The case of A letter to David is so particular that if it were fiction, it would be accused of being simply implausible. Twelve years ago, the film Youth by director Tom Shoval was presented in Berlin. It starred two twin brothers, Eitan and David Cunio. It tells the story of the kidnapping of a young woman. Time passes, and on October 7, a decade after the Cunio brothers' debut as actors, one of them, David, is himself kidnapped along with his younger brother Ariel. The documentary, produced by Nancy Spielberg (sister of Steven), mixes real-time destruction and anxious waiting (they are still kidnapped) with archive footage of the family and scenes from both the casting and the movie that the two brothers starred in, now separated by an abyss. A strange sense of unreality pervades every second of a film that moves with equal ease and pain through fantasy, horror, and simple fear. There is also room for hope, but less.

In other words, there is little or nothing to object to in the selection of each of the works from the point of view of their timeliness, quality, and depth. The only objectionable thing, in fact, is their loneliness. It is still incomprehensible that there is nothing in this edition that reflects Palestinian suffering. That is, if the festival acknowledges as a mistake, as it seems to have done, leaving out the Israeli drama as it did last year. This year, the same mistake is made. But in reverse.

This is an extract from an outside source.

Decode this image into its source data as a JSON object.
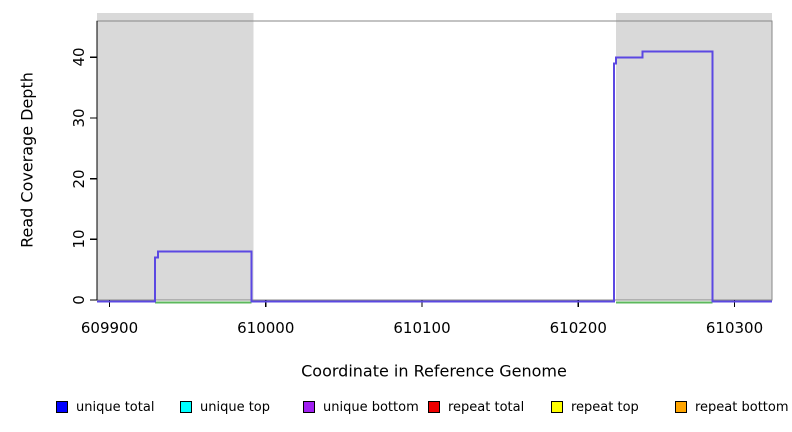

The new festival director, Tricia Tuttle, warned at the start of the event that freedom of expression would be respected, that everyone could display the symbols they wanted, but, of course, within the law. That is, just as German law prohibits swastikas as symbols of hate, the State of Berlin does not allow the expression "From the river to the sea" for inciting hatred (assuming that hatreds can be distinguished from each other), to the extermination of the State of Israel. Far from having achieved any peace, the Berlinale already has its first conflict in the courts. Last Saturday, Hong Kong filmmaker Jun Li read out words from his lead actor, the Iranian Erfran Shekarriz, absent in the German capital for all the reasons explained earlier, during the presentation of the film Queerpanorama. And what was on his phone? Indeed: "From the river to the sea, Palestine will be free." Who should the police pursue? The attentive reader or the absent author? And so on.

Any comparison is inappropriate, but it seems clear that the mistakes of the past insist on being as large as those of the present.